从没为任何一件事后悔的南巽人,惟独对区雅弁这件事,心里不知懊悔了几百回。
他后悔去年没有打铁趁热地把握机会,将区雅弁娶过门,没想到上天重新给了他一次机会,却又被他草率答应举行娉婷宴给破坏了,真是错上加错,悔不当初!
“谁叫你那时要酷,没事学人家留胡子长头发的,雅弁不认得你现在的样子也是理所当然。我一直在想,搞不好她还认为去年遇到的你是个外国人也不一定。”
“胡说!我哪里像外国人了?”
一蓄着胡子和留着一头长发的你,看起来就像是西班牙或义大利人,搞不好她会误会也说不定。”
“难道你要叫我去买假发和胡子?”南巽人心下后悔的事又多了一件,那就是--他干嘛把留了三年的头发和胡子给剪了、剃了?
“其实我觉得你该放弃唤醒雅弁记忆的作法,让她爱上现在的你才是正途。”
区韶胤很不负责任地帮着他想点子,至于他们两人的故事以后会怎么发展,他也管不了那么多,只求南巽人现在肯放过他就可以了。

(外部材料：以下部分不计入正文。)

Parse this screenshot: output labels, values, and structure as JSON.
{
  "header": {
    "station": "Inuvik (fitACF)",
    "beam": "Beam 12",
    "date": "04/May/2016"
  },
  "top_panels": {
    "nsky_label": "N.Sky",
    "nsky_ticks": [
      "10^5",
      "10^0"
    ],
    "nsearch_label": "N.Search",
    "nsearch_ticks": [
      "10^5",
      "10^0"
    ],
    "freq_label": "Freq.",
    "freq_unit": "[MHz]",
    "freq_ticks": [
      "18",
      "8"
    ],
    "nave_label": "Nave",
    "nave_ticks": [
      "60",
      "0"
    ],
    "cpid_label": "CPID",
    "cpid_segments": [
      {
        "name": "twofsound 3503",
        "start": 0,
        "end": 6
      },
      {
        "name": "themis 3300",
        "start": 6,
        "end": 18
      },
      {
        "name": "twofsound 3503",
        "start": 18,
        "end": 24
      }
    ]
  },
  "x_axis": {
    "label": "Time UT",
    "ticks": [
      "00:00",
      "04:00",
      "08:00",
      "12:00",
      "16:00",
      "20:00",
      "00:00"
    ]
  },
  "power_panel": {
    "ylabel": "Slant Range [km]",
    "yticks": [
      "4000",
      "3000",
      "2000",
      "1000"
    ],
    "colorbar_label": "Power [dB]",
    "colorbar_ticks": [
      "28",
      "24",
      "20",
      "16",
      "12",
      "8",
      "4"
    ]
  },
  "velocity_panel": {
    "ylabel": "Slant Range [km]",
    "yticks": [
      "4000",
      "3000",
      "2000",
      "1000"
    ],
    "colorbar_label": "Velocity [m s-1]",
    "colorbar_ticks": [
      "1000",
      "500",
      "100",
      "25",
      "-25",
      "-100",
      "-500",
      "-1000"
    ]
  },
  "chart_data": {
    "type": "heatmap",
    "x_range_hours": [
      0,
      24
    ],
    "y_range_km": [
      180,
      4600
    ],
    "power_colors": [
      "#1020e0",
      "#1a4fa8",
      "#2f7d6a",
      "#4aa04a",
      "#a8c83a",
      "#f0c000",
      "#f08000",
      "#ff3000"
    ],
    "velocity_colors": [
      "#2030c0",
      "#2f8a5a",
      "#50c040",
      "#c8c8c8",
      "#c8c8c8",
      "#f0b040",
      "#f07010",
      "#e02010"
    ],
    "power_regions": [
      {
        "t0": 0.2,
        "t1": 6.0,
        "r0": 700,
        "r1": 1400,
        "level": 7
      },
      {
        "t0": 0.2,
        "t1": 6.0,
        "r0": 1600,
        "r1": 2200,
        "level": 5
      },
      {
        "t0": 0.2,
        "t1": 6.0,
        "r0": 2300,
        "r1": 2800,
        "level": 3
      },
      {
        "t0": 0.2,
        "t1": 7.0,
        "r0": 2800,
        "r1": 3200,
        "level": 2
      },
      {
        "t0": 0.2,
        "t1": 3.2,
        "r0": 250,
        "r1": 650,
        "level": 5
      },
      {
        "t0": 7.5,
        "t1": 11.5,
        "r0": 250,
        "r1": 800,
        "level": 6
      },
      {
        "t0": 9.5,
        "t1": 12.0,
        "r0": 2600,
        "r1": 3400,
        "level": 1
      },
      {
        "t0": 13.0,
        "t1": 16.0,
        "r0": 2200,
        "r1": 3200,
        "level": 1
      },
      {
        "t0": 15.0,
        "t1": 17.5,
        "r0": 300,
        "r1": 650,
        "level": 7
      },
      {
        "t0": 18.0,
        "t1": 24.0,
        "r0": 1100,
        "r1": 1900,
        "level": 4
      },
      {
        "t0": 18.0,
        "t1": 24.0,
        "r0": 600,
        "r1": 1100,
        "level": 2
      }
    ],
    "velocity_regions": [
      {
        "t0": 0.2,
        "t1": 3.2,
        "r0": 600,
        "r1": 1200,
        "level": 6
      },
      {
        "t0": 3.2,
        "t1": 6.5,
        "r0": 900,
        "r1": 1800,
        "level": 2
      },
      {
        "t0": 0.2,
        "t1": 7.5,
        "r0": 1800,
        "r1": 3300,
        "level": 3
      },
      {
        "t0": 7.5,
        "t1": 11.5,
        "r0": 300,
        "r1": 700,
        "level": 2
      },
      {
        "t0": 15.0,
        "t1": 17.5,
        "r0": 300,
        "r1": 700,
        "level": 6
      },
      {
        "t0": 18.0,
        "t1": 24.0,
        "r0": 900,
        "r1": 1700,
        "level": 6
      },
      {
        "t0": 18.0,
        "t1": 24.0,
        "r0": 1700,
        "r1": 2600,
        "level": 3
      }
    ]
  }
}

“算了,我真是愈活愈回去了,竟然向你讨教追女朋友的方法!”现在可不是顾影自怜的时候。
“不然你还有什么好方法?”
“现在想不到,不表示我永远想不到!”南巽人像给自己打气似的握紧拳头。“若不能赢得雅弁的心,我『南巽人』这三个字倒过来写!”
“老实说,我觉得你和雅弁实在是天生的一对。”
“哦?怎么说?”
区韶胤觉得南巽人将这整件事看得太严重了,只是追个老婆嘛,又不是上战场拚命,何必那么认真?
转念一想,南巽人追求挚爱女人的执着却令他感动,自己根本没有资格嘲笑他;而身为好朋友的他似乎也应该说些什么,好鼓舞鼓舞南巽人的士气。

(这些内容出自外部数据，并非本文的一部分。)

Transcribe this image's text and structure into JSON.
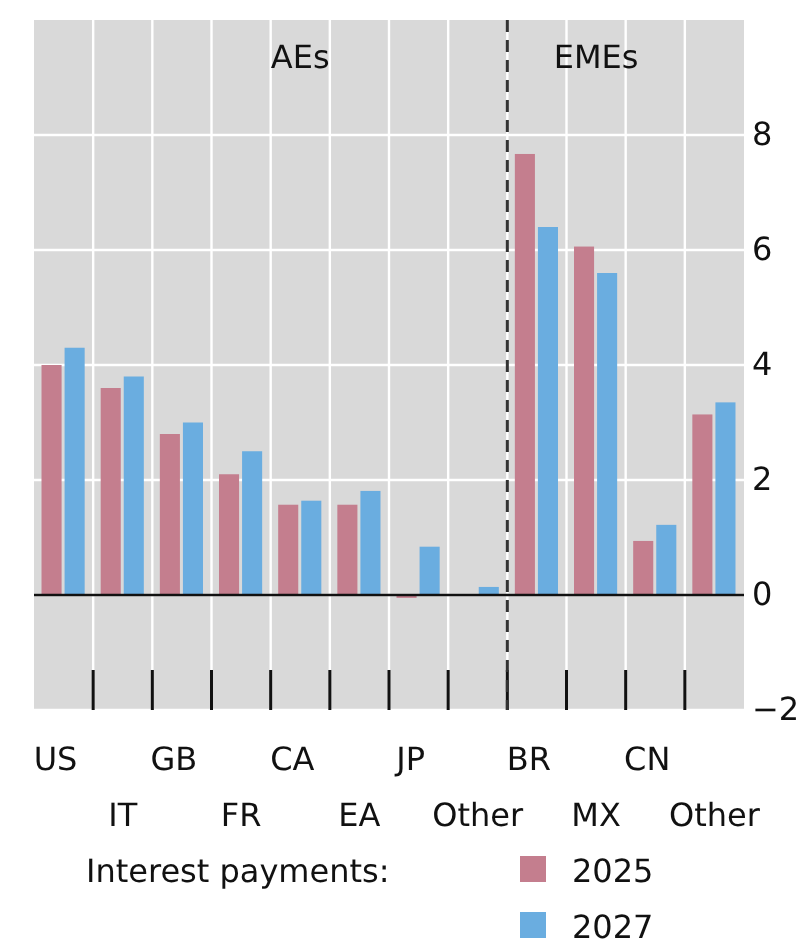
{
  "chart_data": {
    "type": "bar",
    "categories": [
      "US",
      "IT",
      "GB",
      "FR",
      "CA",
      "EA",
      "JP",
      "Other",
      "BR",
      "MX",
      "CN",
      "Other"
    ],
    "series": [
      {
        "name": "2025",
        "color": "#c47e8e",
        "values": [
          4.0,
          3.6,
          2.8,
          2.1,
          1.57,
          1.57,
          -0.05,
          0,
          7.67,
          6.06,
          0.94,
          3.14
        ]
      },
      {
        "name": "2027",
        "color": "#6aade0",
        "values": [
          4.3,
          3.8,
          3.0,
          2.5,
          1.64,
          1.81,
          0.84,
          0.14,
          6.4,
          5.6,
          1.22,
          3.35
        ]
      }
    ],
    "ylim": [
      -2,
      10
    ],
    "yticks": [
      -2,
      0,
      2,
      4,
      6,
      8
    ],
    "grid": true,
    "legend": "bottom",
    "legend_title": "Interest payments:",
    "ref_lines": [
      {
        "axis": "x",
        "value": "Other",
        "label": null,
        "line_style": "dashed",
        "color": "#333333"
      }
    ],
    "annotations": [
      "AEs",
      "EMEs"
    ]
  }
}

“看来看去,也只有我家那不按牌理出牌的妹妹才能永远吸引你的注意,普通的女孩子你没几天就嫌她烦了、腻了。你再怎么厉害,也总有阴沟里翻船的一天,这就叫『一物克一物』,我实在迫不及待地想看看雅弁怎么整治你了。”
南巽人不理会等着看好戏的区韶胤,决定赶快导入正题,问完自己的问题后,早早打发他走人。
“你当初是怎么对雅弁说娉婷宴的,还有我打算娶她当老婆的事?”南巽人要区韶胤丢下手边一切要事,从高雄赶上来主要就是为了这件事。
“呃?这个…我怎么说?还不是照你教我的说吗?”
“照我教的说?那雅弁怎可能每次看到我都是『欲除之而后快』的痛恨?还有那狗都不吃的料理,我可不想三餐全靠胃药度日,一天我都受不了了,更何况是往后的十八天!昨天晚上吃饭时我真的有股冲动,真想死了算了!”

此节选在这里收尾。